Resolutions for Life

On a personal level, we’re all quite saddened and even a little chastened. Coming of age in the doubtful seventies turned out to be perfect preparation for a Hampshire education: question everything, resist convention, and bring skepticism to problem‑solving rather than to resignation. It’s a bitter reality that, at a moment when those habits are most needed, we’re losing institutions built to cultivate them.

It’s also true that Hampshire never carried the prestige that smooths a résumé in the corporate hierarchy. A Hampshire degree never inspired confidence in any hiring manager I encountered. But once inside the door, there was never a broken process, an unexpected obstacle, or a choice between two bad options that left me feeling unprepared. Especially where there was no authority, no budget, and no clear structure. Maybe that’s what Ken Burns meant when he said he learned “everything” at Hampshire.

That expansive assessment traces my path and the virtues lauded in Division II and III. I never thrived in roles that asked me to replace the last person and reproduce a menu of pre-qualified outcomes. When others see a daunting problem, I think, “I got this” – so long as there are no unbending rules, barricades, class attendance requirements, or competitive scoring of grades. Those are the moments I step into shoes no one has yet walked. I learned that situational confidence from my people: my Hampshire professors and peers.

Flash Forward #3

I fully expected to spend my retirement years in the service of protecting and extending the Hampshire dream to what the school’s former CMO, David Gibson, referred to as “The Thrivers.”  Those rare minds for whom Hampshire isn’t a fit but the only sensible choice. I wanted to spend my retirement years in support of strengthening the Hampshire mission. 

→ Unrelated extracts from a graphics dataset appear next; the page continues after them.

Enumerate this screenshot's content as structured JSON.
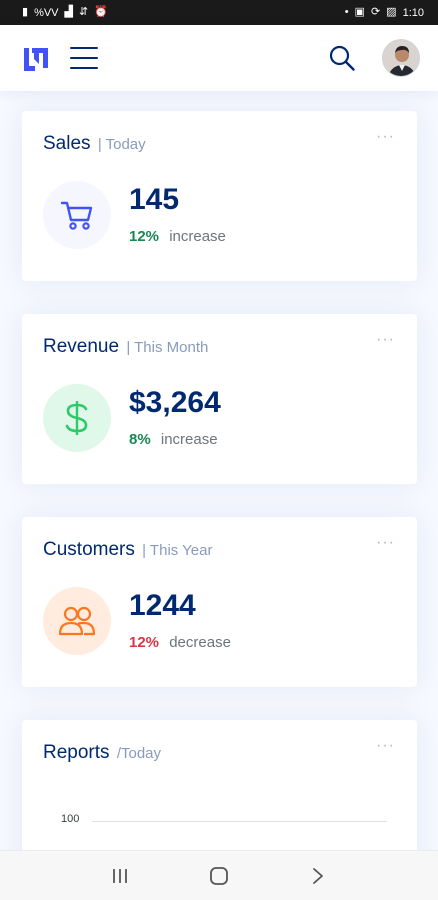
{
  "status_bar": {
    "left_text": "%VV",
    "time": "1:10"
  },
  "cards": [
    {
      "title": "Sales",
      "period": "| Today",
      "value": "145",
      "percent": "12%",
      "direction": "increase",
      "icon": "cart-icon",
      "icon_color": "#4154f1",
      "icon_bg": "#f6f6fe"
    },
    {
      "title": "Revenue",
      "period": "| This Month",
      "value": "$3,264",
      "percent": "8%",
      "direction": "increase",
      "icon": "dollar-icon",
      "icon_color": "#2eca6a",
      "icon_bg": "#e0f8e9"
    },
    {
      "title": "Customers",
      "period": "| This Year",
      "value": "1244",
      "percent": "12%",
      "direction": "decrease",
      "icon": "people-icon",
      "icon_color": "#ff771d",
      "icon_bg": "#ffecdf"
    }
  ],
  "reports": {
    "title": "Reports",
    "period": "/Today",
    "y_tick": "100"
  },
  "card_menu": "···",
  "colors": {
    "brand": "#012970",
    "accent": "#4154f1",
    "increase": "#198754",
    "decrease": "#dc3545"
  }
}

The best outcome for preserving Hampshire ideals is to embed them in the redoubling of commitment to the liberal arts. That’s not about addressing the bleak business concern of declining enrollments. That’s about a future where independent thinking is valued over wholesale acceptance of automated commands and synthetic suggestions. That’s where a love for Hampshire lives on beyond the world we will know.